With the risk, however, of deteriorating relations that have always been friendly, strategically vital and economically significant, with important Arab countries (Saudi Arabia has warned Biden, through Prince Turki Faisal, former head of Intelligence, “not to repeat past mistakes and shortcomings”). In the scenario of uncertainties, there are also those who hypothesize that Biden could once again play the “Palestinian card”. Not at all easy, however, because he cannot ignore Israel and there is a real risk that it will still not lead to any agreement.

In fact, the legacy of disappointments left by the Palestinians (and by Yasser Arafat in particular) to the American presidents, both Democrats and Republicans, is eloquent. In the past, they have been deeply committed to playing the “Palestinian card” after having neglected the “Arab-Israeli card” which had been marked by the peace treaties between Israel and Egypt (1979) and between Israel and Jordan (1994). 

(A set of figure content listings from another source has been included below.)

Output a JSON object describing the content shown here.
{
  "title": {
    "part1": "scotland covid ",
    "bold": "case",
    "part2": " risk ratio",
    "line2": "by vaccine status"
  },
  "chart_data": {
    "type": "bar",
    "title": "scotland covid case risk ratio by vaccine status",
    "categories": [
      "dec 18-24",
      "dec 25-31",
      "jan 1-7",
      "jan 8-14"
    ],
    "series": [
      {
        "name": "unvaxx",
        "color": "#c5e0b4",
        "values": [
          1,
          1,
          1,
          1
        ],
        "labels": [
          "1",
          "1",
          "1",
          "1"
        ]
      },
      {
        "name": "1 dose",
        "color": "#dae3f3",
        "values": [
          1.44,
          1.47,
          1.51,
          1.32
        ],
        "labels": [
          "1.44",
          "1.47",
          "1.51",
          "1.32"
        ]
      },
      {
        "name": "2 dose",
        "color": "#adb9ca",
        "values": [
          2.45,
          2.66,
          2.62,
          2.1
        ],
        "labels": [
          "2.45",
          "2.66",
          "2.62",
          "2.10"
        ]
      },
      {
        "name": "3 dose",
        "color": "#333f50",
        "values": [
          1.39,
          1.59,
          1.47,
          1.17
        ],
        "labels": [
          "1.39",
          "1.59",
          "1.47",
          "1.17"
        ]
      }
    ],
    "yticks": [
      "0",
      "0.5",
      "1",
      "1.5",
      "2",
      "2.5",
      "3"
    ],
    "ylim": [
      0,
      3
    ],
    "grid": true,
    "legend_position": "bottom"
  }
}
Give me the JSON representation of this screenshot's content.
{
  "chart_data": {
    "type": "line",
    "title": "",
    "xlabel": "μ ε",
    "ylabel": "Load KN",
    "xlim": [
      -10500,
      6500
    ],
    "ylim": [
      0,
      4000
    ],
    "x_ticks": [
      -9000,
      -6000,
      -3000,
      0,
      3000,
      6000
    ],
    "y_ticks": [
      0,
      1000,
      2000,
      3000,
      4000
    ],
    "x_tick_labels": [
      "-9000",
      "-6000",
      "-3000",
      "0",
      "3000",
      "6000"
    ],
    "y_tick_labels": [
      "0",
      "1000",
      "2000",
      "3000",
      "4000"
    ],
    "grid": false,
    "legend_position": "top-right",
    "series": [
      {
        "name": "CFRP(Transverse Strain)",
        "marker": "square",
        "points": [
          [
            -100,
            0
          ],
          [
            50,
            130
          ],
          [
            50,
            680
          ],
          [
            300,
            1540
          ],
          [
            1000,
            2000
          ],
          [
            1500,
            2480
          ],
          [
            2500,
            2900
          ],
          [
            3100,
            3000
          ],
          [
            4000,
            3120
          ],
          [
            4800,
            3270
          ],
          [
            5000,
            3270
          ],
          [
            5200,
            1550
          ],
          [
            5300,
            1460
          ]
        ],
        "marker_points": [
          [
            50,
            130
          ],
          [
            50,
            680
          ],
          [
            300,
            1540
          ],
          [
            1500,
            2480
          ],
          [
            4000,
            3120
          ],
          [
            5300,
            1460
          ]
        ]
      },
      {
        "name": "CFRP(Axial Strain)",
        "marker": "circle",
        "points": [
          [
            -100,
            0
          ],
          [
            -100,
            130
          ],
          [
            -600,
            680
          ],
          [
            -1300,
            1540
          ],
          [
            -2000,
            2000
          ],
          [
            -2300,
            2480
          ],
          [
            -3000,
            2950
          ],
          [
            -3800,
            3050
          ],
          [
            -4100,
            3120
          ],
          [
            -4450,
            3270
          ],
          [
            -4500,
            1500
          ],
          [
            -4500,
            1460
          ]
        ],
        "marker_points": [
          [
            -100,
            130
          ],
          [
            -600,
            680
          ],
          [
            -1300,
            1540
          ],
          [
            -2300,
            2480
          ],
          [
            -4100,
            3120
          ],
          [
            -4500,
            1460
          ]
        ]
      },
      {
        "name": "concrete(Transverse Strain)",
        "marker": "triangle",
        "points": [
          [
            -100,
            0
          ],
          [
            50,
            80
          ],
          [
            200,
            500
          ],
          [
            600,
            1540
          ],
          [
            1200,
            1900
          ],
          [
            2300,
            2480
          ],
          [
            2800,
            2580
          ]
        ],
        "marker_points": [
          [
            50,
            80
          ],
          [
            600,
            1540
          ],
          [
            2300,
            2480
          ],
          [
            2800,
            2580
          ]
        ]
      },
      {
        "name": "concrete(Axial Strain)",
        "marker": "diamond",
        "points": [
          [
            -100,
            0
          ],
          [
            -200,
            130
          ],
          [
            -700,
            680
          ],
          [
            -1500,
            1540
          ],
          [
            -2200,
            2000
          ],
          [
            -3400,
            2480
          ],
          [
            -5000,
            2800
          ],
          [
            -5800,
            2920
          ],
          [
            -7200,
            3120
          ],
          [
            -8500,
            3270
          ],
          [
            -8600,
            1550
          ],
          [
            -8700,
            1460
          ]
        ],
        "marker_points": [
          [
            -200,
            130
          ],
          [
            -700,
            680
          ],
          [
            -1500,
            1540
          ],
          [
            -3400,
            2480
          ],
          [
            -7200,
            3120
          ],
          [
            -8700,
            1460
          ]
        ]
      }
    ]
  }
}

These are the uncertainties that Joe Biden's arrival in the White House is creating, uncertainties that may exacerbate tensions, positions and prospects not only in general in the area, but also within Israel. The alliance between the two main centre parties, Benjamin Netanyahu's Likud and Benny Gantz's Blue and White, has been dissolved due to their inability to approve the State budget within the strict deadlines set, and despite the attempts of the leaders to save the coalition by renewing the commitments to alternate leadership of the government. When checking the majority it was noted that two MPs from the first and three from the other party had disappeared from view. A couple of votes against did the rest.

In effect, the coalition imploded, the rebellious MPs of the two parties wanted it to end, perhaps because some were disappointed by Gantz, others were impatient with a Netanyahu in power for eleven consecutive years. According to the first polls, Netanyahu may be scaled down by a competitor from his own party, but may still be the victor in the end. Benny Gantz, it is said, would fare worse. We shall see.